Kiki Oktaviani - wolipop Rabu, 12 Agu 2015 15:40 WIB
dok. Getty Images
Jakarta - Si kembar Mary-Kate dan Ashley Olsen telah membangun perusahaan fashion dan hiburan senilai miliaran dollar sejak mereka kecil. Tapi tampaknya si kembar yang kini lebih dikenal sebagai desainer itu melupakan orang-orang yang sudah bekerja keras untuk perusahaan mereka.

Saat ini, Mary-Kate dan Ashley tengah tersandung kasus hukum terkait dengan tidak menggaji anak magang yang telah bekerja keras. Kabar menyebutkan bahwa anak magang yang bekerja di perusahaan si kembar itu bekerja layaknya karyawan tetap di sana yakni 50 jam dalam seminggu tanpa diberi upah.

Menurut berbagai sumber, perusahaan Dualstar Entertainment Group milik si kembar Olsen yang membawahi label fashion seperti The Row dan Elizabeth & James itu dituntut karena tidak membayarkan upah untuk 40 orang mantan atau yang masih magang. Pemimpin yang menggugat perusahaan tersebut, Shahista Lalani yang juga pernah magang di sana menceritakan penderitaannya selama bekerja untuk si kembar 29 tahun itu.

"Mereka banyak tuntutan.
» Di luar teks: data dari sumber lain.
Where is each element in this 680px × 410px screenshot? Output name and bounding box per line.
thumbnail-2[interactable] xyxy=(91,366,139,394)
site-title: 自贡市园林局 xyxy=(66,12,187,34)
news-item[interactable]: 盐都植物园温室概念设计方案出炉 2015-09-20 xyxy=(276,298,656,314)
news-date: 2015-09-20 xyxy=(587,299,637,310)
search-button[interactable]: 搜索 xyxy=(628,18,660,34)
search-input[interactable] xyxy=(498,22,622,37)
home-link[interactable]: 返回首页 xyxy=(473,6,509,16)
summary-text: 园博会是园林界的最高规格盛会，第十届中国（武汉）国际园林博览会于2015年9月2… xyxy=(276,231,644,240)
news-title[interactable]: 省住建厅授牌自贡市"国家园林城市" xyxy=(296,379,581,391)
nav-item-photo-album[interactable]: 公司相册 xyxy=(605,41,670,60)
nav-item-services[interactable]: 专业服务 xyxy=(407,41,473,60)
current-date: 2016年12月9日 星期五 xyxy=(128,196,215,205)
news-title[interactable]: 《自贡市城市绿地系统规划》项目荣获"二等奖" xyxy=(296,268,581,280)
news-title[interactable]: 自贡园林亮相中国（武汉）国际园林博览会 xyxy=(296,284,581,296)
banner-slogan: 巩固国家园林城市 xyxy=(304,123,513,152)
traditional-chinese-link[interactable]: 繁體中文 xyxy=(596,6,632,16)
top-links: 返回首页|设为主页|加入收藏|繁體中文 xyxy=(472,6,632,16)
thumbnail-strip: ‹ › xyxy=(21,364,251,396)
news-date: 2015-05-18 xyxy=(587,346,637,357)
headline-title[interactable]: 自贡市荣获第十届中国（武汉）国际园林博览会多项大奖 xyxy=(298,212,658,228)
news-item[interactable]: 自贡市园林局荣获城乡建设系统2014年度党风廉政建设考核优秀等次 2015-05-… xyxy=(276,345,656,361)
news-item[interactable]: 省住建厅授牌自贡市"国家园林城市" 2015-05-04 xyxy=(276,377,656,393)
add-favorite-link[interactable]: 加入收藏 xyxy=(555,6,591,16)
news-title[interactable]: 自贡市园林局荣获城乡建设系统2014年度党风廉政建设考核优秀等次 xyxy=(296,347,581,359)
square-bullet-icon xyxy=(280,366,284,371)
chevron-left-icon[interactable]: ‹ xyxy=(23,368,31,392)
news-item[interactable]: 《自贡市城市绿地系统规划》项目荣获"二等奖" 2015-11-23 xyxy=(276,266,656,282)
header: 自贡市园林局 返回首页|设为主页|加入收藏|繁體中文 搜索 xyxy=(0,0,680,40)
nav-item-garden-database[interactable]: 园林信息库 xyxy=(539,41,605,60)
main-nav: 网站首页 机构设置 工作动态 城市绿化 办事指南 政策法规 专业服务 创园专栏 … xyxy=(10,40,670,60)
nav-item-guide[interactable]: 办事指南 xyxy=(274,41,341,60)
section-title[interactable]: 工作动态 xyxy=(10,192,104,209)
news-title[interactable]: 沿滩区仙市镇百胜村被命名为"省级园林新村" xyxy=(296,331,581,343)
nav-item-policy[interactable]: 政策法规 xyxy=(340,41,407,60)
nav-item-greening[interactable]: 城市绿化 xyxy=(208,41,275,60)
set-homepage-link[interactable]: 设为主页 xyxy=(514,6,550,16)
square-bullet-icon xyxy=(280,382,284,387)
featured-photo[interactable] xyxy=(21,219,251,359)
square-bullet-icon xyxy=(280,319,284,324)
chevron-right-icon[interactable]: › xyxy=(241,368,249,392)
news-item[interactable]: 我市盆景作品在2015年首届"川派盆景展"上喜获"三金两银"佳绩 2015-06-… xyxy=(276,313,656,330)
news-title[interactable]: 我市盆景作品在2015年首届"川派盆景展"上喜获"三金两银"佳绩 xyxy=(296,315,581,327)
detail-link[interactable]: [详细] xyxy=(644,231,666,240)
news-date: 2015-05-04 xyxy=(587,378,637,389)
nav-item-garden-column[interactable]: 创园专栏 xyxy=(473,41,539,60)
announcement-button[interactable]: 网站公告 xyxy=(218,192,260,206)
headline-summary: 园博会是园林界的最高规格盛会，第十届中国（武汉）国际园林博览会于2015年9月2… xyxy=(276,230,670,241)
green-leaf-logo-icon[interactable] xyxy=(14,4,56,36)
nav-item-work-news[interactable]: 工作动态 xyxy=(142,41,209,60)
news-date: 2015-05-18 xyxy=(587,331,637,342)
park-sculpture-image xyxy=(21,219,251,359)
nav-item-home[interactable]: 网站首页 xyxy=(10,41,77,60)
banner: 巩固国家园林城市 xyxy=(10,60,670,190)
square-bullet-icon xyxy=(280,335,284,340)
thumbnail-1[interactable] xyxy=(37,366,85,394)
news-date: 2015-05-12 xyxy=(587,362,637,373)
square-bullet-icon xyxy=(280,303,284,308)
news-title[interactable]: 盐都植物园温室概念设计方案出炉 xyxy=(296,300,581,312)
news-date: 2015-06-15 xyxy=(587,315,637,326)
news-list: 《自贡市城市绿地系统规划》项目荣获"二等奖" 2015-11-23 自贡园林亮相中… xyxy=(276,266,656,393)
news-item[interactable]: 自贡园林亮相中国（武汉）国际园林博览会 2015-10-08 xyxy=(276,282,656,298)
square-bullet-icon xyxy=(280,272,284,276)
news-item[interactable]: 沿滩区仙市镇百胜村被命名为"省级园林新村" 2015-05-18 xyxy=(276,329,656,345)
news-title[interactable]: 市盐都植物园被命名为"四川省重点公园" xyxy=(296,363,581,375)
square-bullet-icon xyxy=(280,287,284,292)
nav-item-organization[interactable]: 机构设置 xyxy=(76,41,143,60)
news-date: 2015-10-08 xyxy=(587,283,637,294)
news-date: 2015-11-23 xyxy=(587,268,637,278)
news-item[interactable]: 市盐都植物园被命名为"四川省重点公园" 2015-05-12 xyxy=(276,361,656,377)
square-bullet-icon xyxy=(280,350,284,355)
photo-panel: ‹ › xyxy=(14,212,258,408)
Aku bekerja untuk tiga pekerjaan. Aku harus berkomunikasi dengannya sepanjang hari, malam dan membalas email tengah malam," ujar wanita magang untuk The Row selama enam bulan di 2012 itu, seperti dikutip dari Page Six.

Lalani juga bercerita bahwa dia sempat dirawat di rumah sakit karena kelelahan setelah membawa coat seberat lebih dari 20 kg di bawah cuaca New York yang sedang panas-panasnya. Menurut dokter, Lalani setelah itu mengalami dehidrasi.

"Mereka tipikal yang kasar. Banyak anak magang yang menangis di sana," tambah wanita yang kini telah menjadi desainer fashion itu.

Laporan gugatan menyatakan bahwa anak magang di Dualstar Entertainment Group melakukan pekerjaan yang sama dengan karyawan lainnya. Tuntutannya adalah perusahaan tersebut harus membayar seluruh anak magang sesuai upah minimum ditambah dengan upah lembur.